The Power of Nostalgia
In Roxane Gay's piece I Once Was Miss America she introduces this idea that nostalgia can reshape our memories of a time and make it seem better than it ever truly was. This mind game is one that I played on myself far too many times when I was younger. Coincidently, this summer I had a creative writing assignment which I acknowledged this idea. The beginning of the piece is as follows:
"When I was a young girl I watched the birds
Through a large window at the front of our home.
It was a pleasant memory of my innocence
Until I learned that the mind has a funny way of coping with pain
And that you abandoned our family."
The body of the piece is full of personal details of my life, but my point can still be made with just the ending:
"When I was a young girl I watched the cars
While waiting for a man that never looked back at me.
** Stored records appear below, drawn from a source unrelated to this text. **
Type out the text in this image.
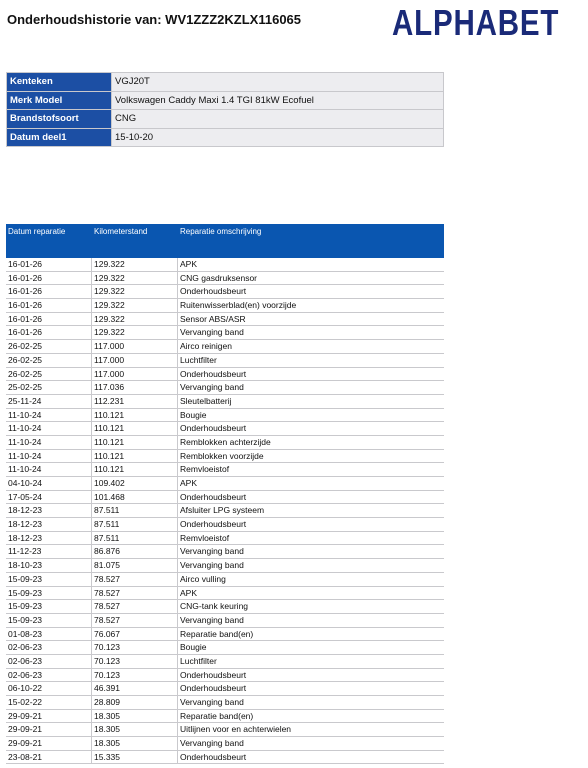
Onderhoudshistorie van: WV1ZZZ2KZLX116065	ALPHABET
Kenteken	VGJ20T
Merk Model	Volkswagen Caddy Maxi 1.4 TGI 81kW Ecofuel
Brandstofsoort	CNG
Datum deel1	15-10-20
Datum reparatie	Kilometerstand	Reparatie omschrijving
16-01-26	129.322	APK
16-01-26	129.322	CNG gasdruksensor
16-01-26	129.322	Onderhoudsbeurt
16-01-26	129.322	Ruitenwisserblad(en) voorzijde
16-01-26	129.322	Sensor ABS/ASR
16-01-26	129.322	Vervanging band
26-02-25	117.000	Airco reinigen
26-02-25	117.000	Luchtfilter
26-02-25	117.000	Onderhoudsbeurt
25-02-25	117.036	Vervanging band
25-11-24	112.231	Sleutelbatterij
11-10-24	110.121	Bougie
11-10-24	110.121	Onderhoudsbeurt
11-10-24	110.121	Remblokken achterzijde
11-10-24	110.121	Remblokken voorzijde
11-10-24	110.121	Remvloeistof
04-10-24	109.402	APK
17-05-24	101.468	Onderhoudsbeurt
18-12-23	87.511	Afsluiter LPG systeem
18-12-23	87.511	Onderhoudsbeurt
18-12-23	87.511	Remvloeistof
11-12-23	86.876	Vervanging band
18-10-23	81.075	Vervanging band
15-09-23	78.527	Airco vulling
15-09-23	78.527	APK
15-09-23	78.527	CNG-tank keuring
15-09-23	78.527	Vervanging band
01-08-23	76.067	Reparatie band(en)
02-06-23	70.123	Bougie
02-06-23	70.123	Luchtfilter
02-06-23	70.123	Onderhoudsbeurt
06-10-22	46.391	Onderhoudsbeurt
15-02-22	28.809	Vervanging band
29-09-21	18.305	Reparatie band(en)
29-09-21	18.305	Uitlijnen voor en achterwielen
29-09-21	18.305	Vervanging band
23-08-21	15.335	Onderhoudsbeurt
Now you want to see me but I am too high,
Even for you.
You can never reach me now. "
In her piece, Gay describes turning a good memory into an amazing one. In my case, my childish mind turned a terrible memory into a mediocre one. Still, the concept is the same. Our mind wants to make things better. Whether this is because we are amping up a good time of the past or trying to erase a tragedy, the mind works the same. The mind’s erasing powers may be compared to the skin healing a scar. A cut may be acquired during a fight with the neighborhood bully or while scoring the winning goal at a state championship Either way, the body will react to the injury the same; patching the cut with a scar that shows it has healed. That is the goal of the body and the mind - to heal. These techniques of self healing are done to make us better both mentally and physically. There is no need to feel the pain of a cut knee forever. We can see the scar and remember it and grow from it, but the pain will fade. These bad times do not need to contaminate all of our memories. We can know that it happened, but choose to remember the good parts that surrounded the bad. In a lighthearted sense, this is similar to how Roxane Gay chose to remember her love for the Sweet Valley High series instead of all of its technical writing issues.